Décentralisation au Gabon : le transfert de compétences sans argent, un pari à haut risque

Le gouvernement gabonais a choisi d’ouvrir un nouveau chapitre de la décentralisation par une décision qui soulève déjà de sérieuses interrogations. Réuni le 30 avril 2026, le Conseil des ministres a examiné un projet de décret présenté par le ministre de l’Intérieur, de la Sécurité et de la Décentralisation, Adrien Nguema Mba, portant transfert aux collectivités locales de compétences de l’État « ne nécessitant pas de transfert de moyens financiers ».
Le texte s’appuie sur l’article 4 de la loi n°028/2020 du 24 décembre 2020 fixant les modalités de transfert des compétences de l’État aux collectivités locales. Il annonce, pour cette première phase, un transfert qualifié de « définitif et irréversible » de compétences relevant de treize départements ministériels. Sur le papier, l’ambition paraît conforme à l’esprit même de la décentralisation : rapprocher la décision publique du citoyen.
Les domaines concernés sont loin d’être secondaires. Police municipale, gestion du domaine communal, ressources forestières, agriculture, élevage, environnement, mines, tourisme, culture, transports ou encore planification territoriale : il s’agit là de leviers concrets d’aménagement local, de régulation économique et de service public quotidien.
Mais c’est précisément là que commence le paradoxe. Car transférer des compétences sans transférer de ressources revient, en pratique, à déplacer la charge administrative sans déplacer la capacité d’action. Une commune peut se voir confier la gestion d’un domaine ou d’une activité ; elle ne peut pas, pour autant, l’exercer efficacement sans budget, sans ingénierie administrative, sans personnel qualifié, sans moyens logistiques.
Le communiqué du Conseil des ministres est explicite : le transfert se fait « sans transfert de moyens financiers ni mesures compensatoires ». Autrement dit, l’État délègue la responsabilité mais conserve, à ce stade, l’essentiel de la puissance budgétaire. Dans un pays où bon nombre de collectivités locales peinent déjà à assurer leurs missions ordinaires, entretien urbain, assainissement, voirie, exécution budgétaire, cette orientation expose à une difficulté majeure : la décentralisation pourrait devenir essentiellement normative, sans traduction opérationnelle.
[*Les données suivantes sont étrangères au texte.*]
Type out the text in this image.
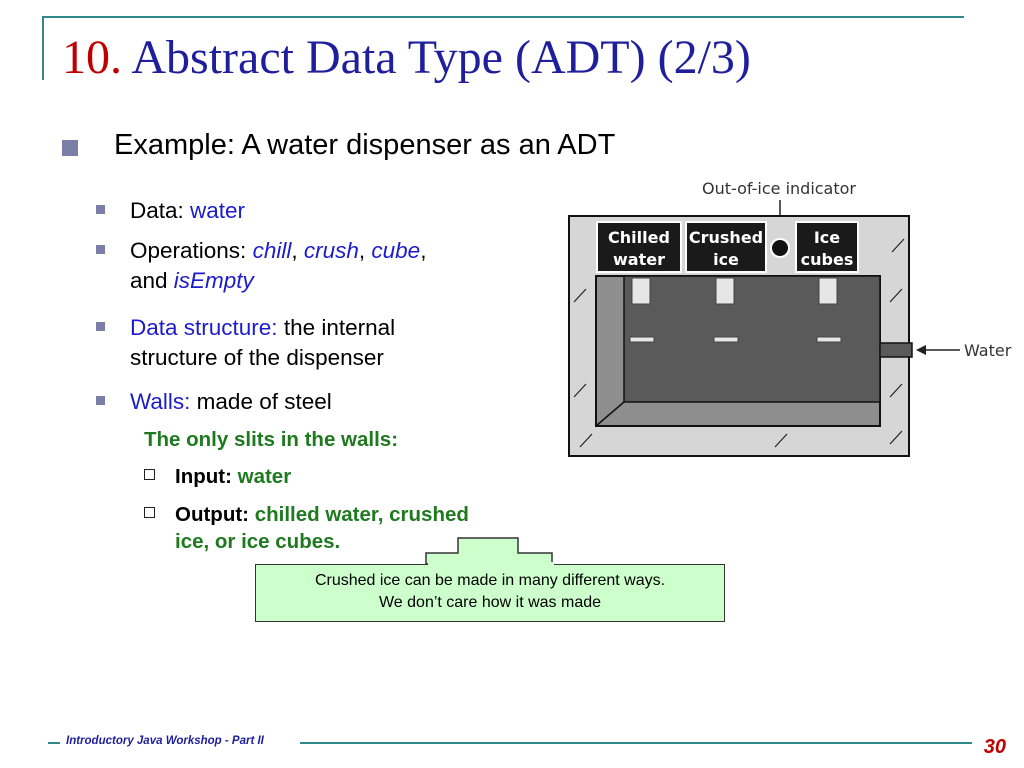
10. Abstract Data Type (ADT) (2/3)
Example: A water dispenser as an ADT
Data: water
Operations: chill, crush, cube,
and isEmpty
Data structure: the internal
structure of the dispenser
Walls: made of steel
The only slits in the walls:
Input: water
Output: chilled water, crushed
ice, or ice cubes.
Out-of-ice indicator
Water
Chilled
water
Crushed
ice
Ice
cubes
Crushed ice can be made in many different ways.
We don’t care how it was made
Introductory Java Workshop - Part II	30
Le signal est d’autant plus sensible qu’il intervient dans un contexte récent de fragilité de la gouvernance locale. À Libreville, la crise institutionnelle autour du rejet du budget primitif 2026 a justement mis en lumière les tensions sur la répartition des ressources entre mairie centrale et arrondissements, ainsi que les difficultés structurelles de financement local. En réalité, la question centrale n’est pas juridique, mais budgétaire.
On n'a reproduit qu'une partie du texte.